Ensuring Engineering Quality Software: CI/CD on Rebase & Merge
Maintaining high standards for engineering quality software in a continuous integration and continuous delivery (CI/CD) environment requires robust safeguards. One common challenge arises when teams adopt a "Rebase & Merge" strategy for a linear Git history, specifically concerning how CI workflows behave after a rebase but before the final merge to main.

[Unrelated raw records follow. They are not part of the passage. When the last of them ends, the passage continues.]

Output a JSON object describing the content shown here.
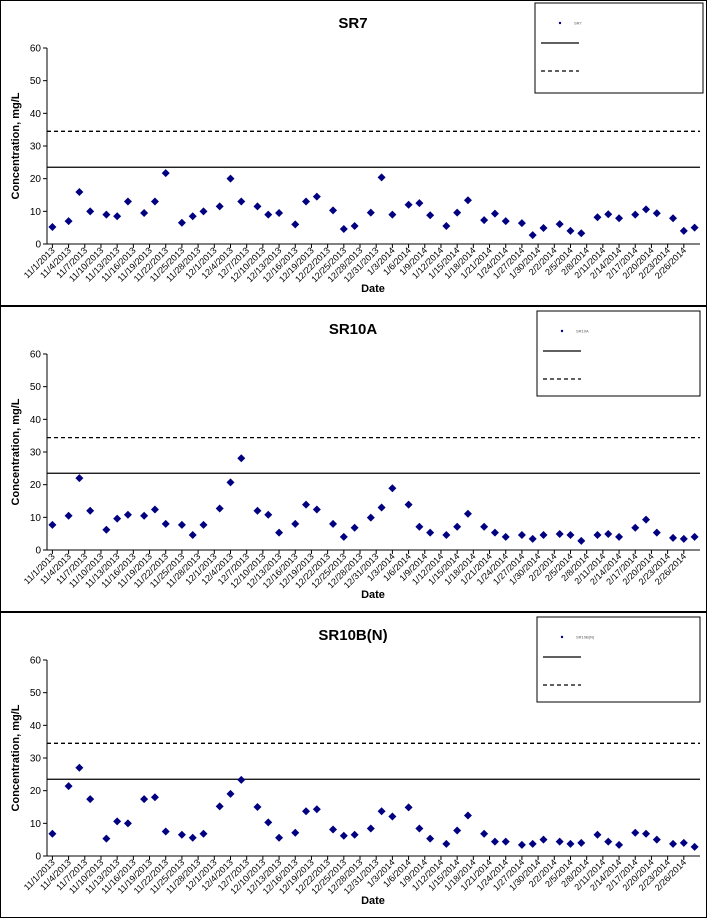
{
  "chart_data": [
    {
      "type": "scatter",
      "title": "SR7",
      "x_label": "Date",
      "y_label": "Concentration, mg/L",
      "x": [
        "11/1/2013",
        "11/4/2013",
        "11/6/2013",
        "11/8/2013",
        "11/11/2013",
        "11/13/2013",
        "11/15/2013",
        "11/18/2013",
        "11/20/2013",
        "11/22/2013",
        "11/25/2013",
        "11/27/2013",
        "11/29/2013",
        "12/2/2013",
        "12/4/2013",
        "12/6/2013",
        "12/9/2013",
        "12/11/2013",
        "12/13/2013",
        "12/16/2013",
        "12/18/2013",
        "12/20/2013",
        "12/23/2013",
        "12/25/2013",
        "12/27/2013",
        "12/30/2013",
        "1/1/2014",
        "1/3/2014",
        "1/6/2014",
        "1/8/2014",
        "1/10/2014",
        "1/13/2014",
        "1/15/2014",
        "1/17/2014",
        "1/20/2014",
        "1/22/2014",
        "1/24/2014",
        "1/27/2014",
        "1/29/2014",
        "1/31/2014",
        "2/3/2014",
        "2/5/2014",
        "2/7/2014",
        "2/10/2014",
        "2/12/2014",
        "2/14/2014",
        "2/17/2014",
        "2/19/2014",
        "2/21/2014",
        "2/24/2014",
        "2/26/2014",
        "2/28/2014"
      ],
      "series": [
        {
          "name": "SR7",
          "color": "#000080",
          "values": [
            5.2,
            7,
            15.9,
            10,
            9,
            8.5,
            13,
            9.5,
            13,
            21.7,
            6.5,
            8.5,
            10,
            11.5,
            20,
            13,
            11.5,
            9,
            9.5,
            6,
            13,
            14.5,
            10.3,
            4.6,
            5.5,
            9.6,
            20.4,
            9,
            12,
            12.5,
            8.8,
            5.5,
            9.6,
            13.4,
            7.3,
            9.3,
            7,
            6.4,
            2.7,
            4.9,
            6.1,
            4,
            3.3,
            8.2,
            9.1,
            7.9,
            9,
            10.6,
            9.4,
            7.9,
            4,
            5
          ]
        }
      ],
      "reference_lines": [
        {
          "value": 23.5,
          "style": "solid",
          "color": "#000000"
        },
        {
          "value": 34.5,
          "style": "dashed",
          "color": "#000000"
        }
      ],
      "ylim": [
        0,
        60
      ],
      "yticks": [
        0,
        10,
        20,
        30,
        40,
        50,
        60
      ],
      "xlim": [
        "10/31/2013",
        "3/1/2014"
      ],
      "xticks": [
        "11/1/2013",
        "11/4/2013",
        "11/7/2013",
        "11/10/2013",
        "11/13/2013",
        "11/16/2013",
        "11/19/2013",
        "11/22/2013",
        "11/25/2013",
        "11/28/2013",
        "12/1/2013",
        "12/4/2013",
        "12/7/2013",
        "12/10/2013",
        "12/13/2013",
        "12/16/2013",
        "12/19/2013",
        "12/22/2013",
        "12/25/2013",
        "12/28/2013",
        "12/31/2013",
        "1/3/2014",
        "1/6/2014",
        "1/9/2014",
        "1/12/2014",
        "1/15/2014",
        "1/18/2014",
        "1/21/2014",
        "1/24/2014",
        "1/27/2014",
        "1/30/2014",
        "2/2/2014",
        "2/5/2014",
        "2/8/2014",
        "2/11/2014",
        "2/14/2014",
        "2/17/2014",
        "2/20/2014",
        "2/23/2014",
        "2/26/2014"
      ]
    },
    {
      "type": "scatter",
      "title": "SR10A",
      "x_label": "Date",
      "y_label": "Concentration, mg/L",
      "x": [
        "11/1/2013",
        "11/4/2013",
        "11/6/2013",
        "11/8/2013",
        "11/11/2013",
        "11/13/2013",
        "11/15/2013",
        "11/18/2013",
        "11/20/2013",
        "11/22/2013",
        "11/25/2013",
        "11/27/2013",
        "11/29/2013",
        "12/2/2013",
        "12/4/2013",
        "12/6/2013",
        "12/9/2013",
        "12/11/2013",
        "12/13/2013",
        "12/16/2013",
        "12/18/2013",
        "12/20/2013",
        "12/23/2013",
        "12/25/2013",
        "12/27/2013",
        "12/30/2013",
        "1/1/2014",
        "1/3/2014",
        "1/6/2014",
        "1/8/2014",
        "1/10/2014",
        "1/13/2014",
        "1/15/2014",
        "1/17/2014",
        "1/20/2014",
        "1/22/2014",
        "1/24/2014",
        "1/27/2014",
        "1/29/2014",
        "1/31/2014",
        "2/3/2014",
        "2/5/2014",
        "2/7/2014",
        "2/10/2014",
        "2/12/2014",
        "2/14/2014",
        "2/17/2014",
        "2/19/2014",
        "2/21/2014",
        "2/24/2014",
        "2/26/2014",
        "2/28/2014"
      ],
      "series": [
        {
          "name": "SR10A",
          "color": "#000080",
          "values": [
            7.7,
            10.5,
            22,
            12,
            6.2,
            9.6,
            10.8,
            10.5,
            12.4,
            8,
            7.7,
            4.6,
            7.7,
            12.7,
            20.7,
            28.1,
            12,
            10.8,
            5.3,
            8,
            13.9,
            12.4,
            8,
            4,
            6.8,
            9.9,
            13,
            18.9,
            13.9,
            7.1,
            5.3,
            4.6,
            7.1,
            11.1,
            7.1,
            5.3,
            4,
            4.6,
            3.4,
            4.6,
            4.9,
            4.6,
            2.8,
            4.6,
            4.9,
            4,
            6.8,
            9.3,
            5.3,
            3.7,
            3.4,
            4
          ]
        }
      ],
      "reference_lines": [
        {
          "value": 23.5,
          "style": "solid",
          "color": "#000000"
        },
        {
          "value": 34.4,
          "style": "dashed",
          "color": "#000000"
        }
      ],
      "ylim": [
        0,
        60
      ],
      "yticks": [
        0,
        10,
        20,
        30,
        40,
        50,
        60
      ],
      "xlim": [
        "10/31/2013",
        "3/1/2014"
      ],
      "xticks": [
        "11/1/2013",
        "11/4/2013",
        "11/7/2013",
        "11/10/2013",
        "11/13/2013",
        "11/16/2013",
        "11/19/2013",
        "11/22/2013",
        "11/25/2013",
        "11/28/2013",
        "12/1/2013",
        "12/4/2013",
        "12/7/2013",
        "12/10/2013",
        "12/13/2013",
        "12/16/2013",
        "12/19/2013",
        "12/22/2013",
        "12/25/2013",
        "12/28/2013",
        "12/31/2013",
        "1/3/2014",
        "1/6/2014",
        "1/9/2014",
        "1/12/2014",
        "1/15/2014",
        "1/18/2014",
        "1/21/2014",
        "1/24/2014",
        "1/27/2014",
        "1/30/2014",
        "2/2/2014",
        "2/5/2014",
        "2/8/2014",
        "2/11/2014",
        "2/14/2014",
        "2/17/2014",
        "2/20/2014",
        "2/23/2014",
        "2/26/2014"
      ]
    },
    {
      "type": "scatter",
      "title": "SR10B(N)",
      "x_label": "Date",
      "y_label": "Concentration, mg/L",
      "x": [
        "11/1/2013",
        "11/4/2013",
        "11/6/2013",
        "11/8/2013",
        "11/11/2013",
        "11/13/2013",
        "11/15/2013",
        "11/18/2013",
        "11/20/2013",
        "11/22/2013",
        "11/25/2013",
        "11/27/2013",
        "11/29/2013",
        "12/2/2013",
        "12/4/2013",
        "12/6/2013",
        "12/9/2013",
        "12/11/2013",
        "12/13/2013",
        "12/16/2013",
        "12/18/2013",
        "12/20/2013",
        "12/23/2013",
        "12/25/2013",
        "12/27/2013",
        "12/30/2013",
        "1/1/2014",
        "1/3/2014",
        "1/6/2014",
        "1/8/2014",
        "1/10/2014",
        "1/13/2014",
        "1/15/2014",
        "1/17/2014",
        "1/20/2014",
        "1/22/2014",
        "1/24/2014",
        "1/27/2014",
        "1/29/2014",
        "1/31/2014",
        "2/3/2014",
        "2/5/2014",
        "2/7/2014",
        "2/10/2014",
        "2/12/2014",
        "2/14/2014",
        "2/17/2014",
        "2/19/2014",
        "2/21/2014",
        "2/24/2014",
        "2/26/2014",
        "2/28/2014"
      ],
      "series": [
        {
          "name": "SR10B(N)",
          "color": "#000080",
          "values": [
            6.8,
            21.4,
            27,
            17.4,
            5.3,
            10.6,
            10,
            17.4,
            18,
            7.5,
            6.5,
            5.6,
            6.8,
            15.2,
            19,
            23.3,
            15,
            10.3,
            5.6,
            7.1,
            13.7,
            14.3,
            8.1,
            6.2,
            6.5,
            8.4,
            13.7,
            12.1,
            14.9,
            8.4,
            5.3,
            3.7,
            7.8,
            12.4,
            6.8,
            4.4,
            4.4,
            3.4,
            3.7,
            5,
            4.4,
            3.7,
            4,
            6.5,
            4.4,
            3.4,
            7.1,
            6.8,
            5,
            3.7,
            4,
            2.8
          ]
        }
      ],
      "reference_lines": [
        {
          "value": 23.5,
          "style": "solid",
          "color": "#000000"
        },
        {
          "value": 34.5,
          "style": "dashed",
          "color": "#000000"
        }
      ],
      "ylim": [
        0,
        60
      ],
      "yticks": [
        0,
        10,
        20,
        30,
        40,
        50,
        60
      ],
      "xlim": [
        "10/31/2013",
        "3/1/2014"
      ],
      "xticks": [
        "11/1/2013",
        "11/4/2013",
        "11/7/2013",
        "11/10/2013",
        "11/13/2013",
        "11/16/2013",
        "11/19/2013",
        "11/22/2013",
        "11/25/2013",
        "11/28/2013",
        "12/1/2013",
        "12/4/2013",
        "12/7/2013",
        "12/10/2013",
        "12/13/2013",
        "12/16/2013",
        "12/19/2013",
        "12/22/2013",
        "12/25/2013",
        "12/28/2013",
        "12/31/2013",
        "1/3/2014",
        "1/6/2014",
        "1/9/2014",
        "1/12/2014",
        "1/15/2014",
        "1/18/2014",
        "1/21/2014",
        "1/24/2014",
        "1/27/2014",
        "1/30/2014",
        "2/2/2014",
        "2/5/2014",
        "2/8/2014",
        "2/11/2014",
        "2/14/2014",
        "2/17/2014",
        "2/20/2014",
        "2/23/2014",
        "2/26/2014"
      ]
    }
  ]
}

The Rebase & Merge CI Dilemma
A developer from the GitHub Community, loryruta, highlighted a prevalent pain point. Their team uses protected main branches and feature branches, triggering CI workflows on every push to a PR. If the PR is 'green' (all tests pass), contributors are allowed to "Rebase & Merge."
The core issue surfaces when the commit history changes due to the rebase, but the CI isn't re-triggered on the newly rebased commits before they hit main. As loryruta illustrated:
main: a => b => c
PR: a => d => e
If the user clicks "Rebase & Merge" (assuming no conflicts):
PR: a => b => c => d => e
In this scenario, the CI might not run again, even though the commit history for the PR has fundamentally changed by incorporating b and c. This leaves a gap where potential integration issues with the latest main could slip through, compromising engineering quality software.
Strategies for Robust CI on Rebase & Merge
Community experts WalkedPlate and pratikrath126 offered several effective solutions to ensure CI runs on the most current state of the code, safeguarding your engineering quality software:
1. Require Branches to be Up-to-Date Before Merging
This is widely considered the most common and effective solution for teams using rebase workflows. By enabling "Require branches to be up to date before merging" in your GitHub branch protection rules, you force contributors to rebase their feature branch onto the latest main *before* they can merge. This action triggers the CI workflows on the PR branch, ensuring that by the time the PR is green and ready to merge, it has already been tested against the most recent state of main. This eliminates the risk of untested rebased commits.
2. Run CI on Push to main
While not preventing the initial merge of potentially untested rebased commits, adding a push: branches: [main] trigger to your workflow configuration acts as a crucial safety net. It guarantees that a CI run occurs immediately after any code lands on main. For performance-sensitive teams, this could be a lighter suite of tests (e.g., just a build or critical smoke tests) to quickly catch major regressions without incurring the full cost of a comprehensive CI run.
3. Leverage GitHub's Merge Queue
GitHub's Merge Queue feature (now Generally Available) automates and enhances the "require branches to be up-to-date" approach. It automatically rebases PRs against the latest main and runs tests in a controlled queue environment before merging. This ensures that every merge is validated against the very latest version of main, providing an even higher level of confidence in your engineering quality software. While powerful, it might be considered overkill for smaller teams or simpler repositories.
Conclusion
The pursuit of a linear Git history with "Rebase & Merge" is a valid and often preferred strategy. The key to preventing CI gaps and maintaining high engineering quality software lies in configuring your GitHub Actions and branch protection rules intelligently. For most teams, enabling "Require branches to be up to date before merging" is the sweet spot, ensuring that all code is thoroughly tested against the latest main before it ever becomes part of your production branch.